Hacker News new | ask | show | jobs
by newaccount74 1425 days ago
Yes! I doubt companies grill you about binary trees because they expect you to actually implement any of the algorithms in your day to day work.

They want to know if you have studied the fundamentals, so you at least have a chance of understanding whatever you are going to be copy-pasting from Stack Overflow.

2 comments

But I did study the fundamentals. It just happened to be almost 2 decades ago and I haven't used 95% of it since entering the industry. How could it possibly be relevant?

I've gone the route of avoiding typical interviews altogether by leaning into my network for opportunities.

There are plenty of places where I think I'd like to work, where I'd be very motivated, and where I'd make an impact to the organization, but I'll never bother because their interview style is bad.

> have a chance of understanding whatever you are going to be copy-pasting from Stack Overflow.

And, frankly, I avoid all of this because what you've said here is exactly the sort of place where I don't want to work.

There are plenty of places you can build valuable products and not have to think about optimization, ever. I'd imagine there are even places inside MANGA that you might get away without it. But, would expect those things to be the exception, not the rule.

While their process might be arbitrary, it tries to ensure that entrants can comfortably think about and select appropriate data structures and algorithms for problems, on demand.

In most cases, prepping for this feels like rote memorization, but through that process you start to build an intuition that helps you be more efficient at pattern matching and isolating the constraints/bottlenecks.

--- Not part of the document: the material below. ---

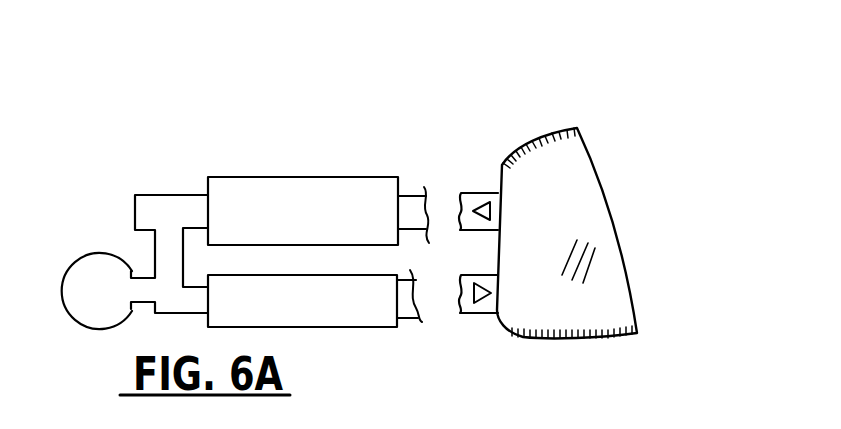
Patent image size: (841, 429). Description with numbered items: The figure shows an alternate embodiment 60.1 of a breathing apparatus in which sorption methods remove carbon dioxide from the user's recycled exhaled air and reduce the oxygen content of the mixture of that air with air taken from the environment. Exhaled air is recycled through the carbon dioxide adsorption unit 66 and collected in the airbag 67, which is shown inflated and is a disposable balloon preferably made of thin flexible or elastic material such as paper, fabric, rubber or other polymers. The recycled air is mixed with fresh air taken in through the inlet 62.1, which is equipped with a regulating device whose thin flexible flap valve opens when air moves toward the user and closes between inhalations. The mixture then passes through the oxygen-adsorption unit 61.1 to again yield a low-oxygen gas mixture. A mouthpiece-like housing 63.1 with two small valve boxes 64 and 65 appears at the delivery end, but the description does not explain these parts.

And you've proven that you can learn and apply the algos. It's not the most fun of interview styles, but it does work for them.

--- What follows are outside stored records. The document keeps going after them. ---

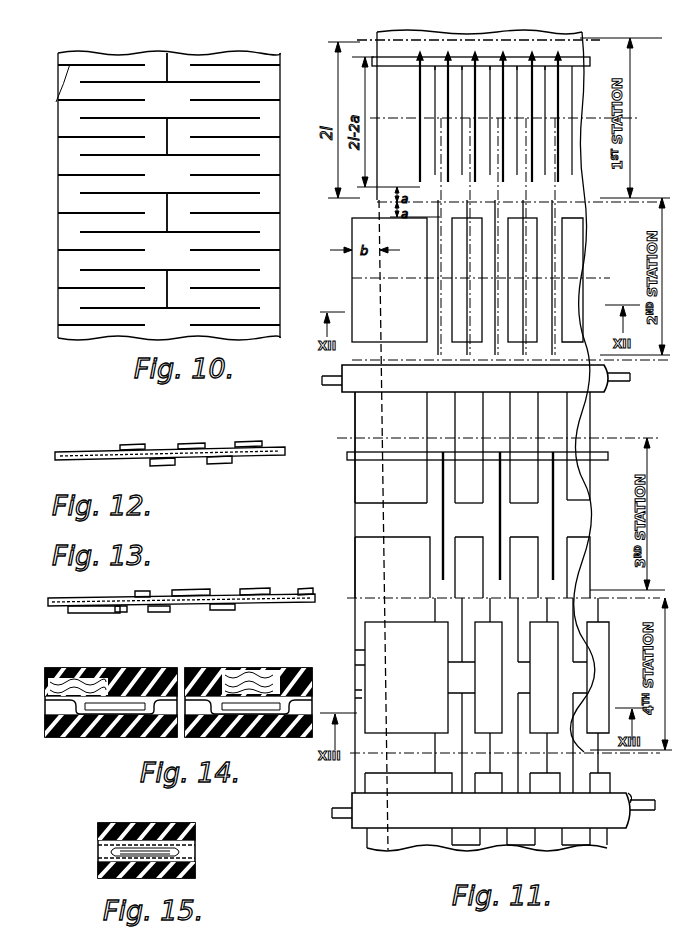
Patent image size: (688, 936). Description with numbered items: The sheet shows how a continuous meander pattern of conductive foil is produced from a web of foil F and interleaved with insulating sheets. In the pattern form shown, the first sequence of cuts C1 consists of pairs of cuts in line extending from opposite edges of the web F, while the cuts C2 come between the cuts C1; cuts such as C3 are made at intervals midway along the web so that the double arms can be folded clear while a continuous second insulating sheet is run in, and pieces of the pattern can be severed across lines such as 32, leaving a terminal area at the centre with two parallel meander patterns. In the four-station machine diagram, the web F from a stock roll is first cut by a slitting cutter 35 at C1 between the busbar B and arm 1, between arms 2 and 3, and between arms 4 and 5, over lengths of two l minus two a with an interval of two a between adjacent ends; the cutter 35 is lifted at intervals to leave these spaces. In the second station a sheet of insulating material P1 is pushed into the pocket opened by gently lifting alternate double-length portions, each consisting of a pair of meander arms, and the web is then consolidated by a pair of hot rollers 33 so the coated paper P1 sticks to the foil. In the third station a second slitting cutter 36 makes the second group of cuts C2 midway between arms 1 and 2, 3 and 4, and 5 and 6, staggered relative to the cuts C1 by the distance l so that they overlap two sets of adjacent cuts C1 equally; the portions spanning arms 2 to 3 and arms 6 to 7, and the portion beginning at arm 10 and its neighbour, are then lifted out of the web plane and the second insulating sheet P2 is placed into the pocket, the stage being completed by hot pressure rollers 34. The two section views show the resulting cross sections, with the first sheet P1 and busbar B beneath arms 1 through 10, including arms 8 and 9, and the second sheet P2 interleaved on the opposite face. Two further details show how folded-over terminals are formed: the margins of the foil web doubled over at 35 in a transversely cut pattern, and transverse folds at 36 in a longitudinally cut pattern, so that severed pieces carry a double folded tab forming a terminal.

In FIG. 10, the foil web F is at (278, 60).
In FIG. 11, the foil web F is at (404, 34).
In FIG. 11, the busbar B is at (380, 43).
In FIG. 12, the busbar B is at (86, 460).
In FIG. 13, the busbar B is at (96, 612).
In FIG. 10, the first sequence of cuts C1 is at (66, 136).
In FIG. 11, the first sequence of cuts C1 is at (471, 163).
In FIG. 12, the first sequence of cuts C1 is at (125, 468).
In FIG. 10, the second group of cuts C2 is at (250, 82).
In FIG. 11, the second group of cuts C2 is at (502, 530).
In FIG. 10, the severing cuts C3 is at (172, 213).
In FIG. 11, the first insulating sheet P1 is at (352, 297).
In FIG. 12, the first insulating sheet P1 is at (72, 452).
In FIG. 13, the first insulating sheet P1 is at (70, 612).
In FIG. 11, the second insulating sheet P2 is at (365, 653).
In FIG. 13, the second insulating sheet P2 is at (70, 598).
In FIG. 10, the severing lines 32 is at (50, 175).
In FIG. 11, the hot rollers 33 is at (600, 391).
In FIG. 11, the hot pressure rollers 34 is at (611, 828).
In FIG. 11, the slitting cutter 35 is at (583, 61).
In FIG. 14, the slitting cutter 35 is at (112, 670).
In FIG. 11, the second slitting cutter 36 is at (604, 452).
In FIG. 15, the second slitting cutter 36 is at (153, 823).
In FIG. 11, the meander arm 1 is at (425, 78).
In FIG. 11, the meander arm 2 is at (440, 78).
In FIG. 11, the meander arm 3 is at (453, 78).
In FIG. 11, the meander arm 4 is at (467, 78).
In FIG. 11, the meander arm 5 is at (480, 78).
In FIG. 11, the meander arm 6 is at (495, 78).
In FIG. 11, the meander arm 7 is at (509, 78).
In FIG. 11, the meander arm 8 is at (522, 78).
In FIG. 11, the meander arm 9 is at (536, 78).
In FIG. 11, the meander arm 10 is at (553, 78).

But a degree(s) and portfolio shows that already (it is what they are for; when I show my EE degree, they don’t ask me to solder together a computer from this here 74LSxx series box; no, they just hire me; why is software hiring so nasty?); if you are a junior, your degree will show what fresh knowledge you have and the question is if you are a talented dev or not. If you are a senior it shows that you understand the fundamentals (your degree) and you can execute (your portfolio) (and actually that shows you know the fundamentals too).

So what’s the 6 week interview for? To recognise talent? Sure I can see that in a junior a bit (but I doubt you find out more in the all those interviews than a 15 minute chat, at least that’s my experience; you will actually need to hire and try them on a project in the team to know their feel for it all) but in a senior that’s the portfolio again.

To me it feels that we are starting in a position where the interviewer assumes I lied about everything I sent in and this all is to prove myself (again and again). I am not in kindergarten; I have decades of experience in huge project; good luck finding a stooge who likes abusive relations.

I imagine that most of the EE roles you've applied for have an order of magnitude fewer applicants than the software roles. The greater volume probably leads to a wider spread of skill levels, including the drastically under-skilled.

It does feel like the balance of power in these interviews is way out of whack, but that's what you get when there's way more applicants than open roles. If you're a developer with a good reputation, sometimes you can skip most of the red tape [1]. That bar is extremely high, though.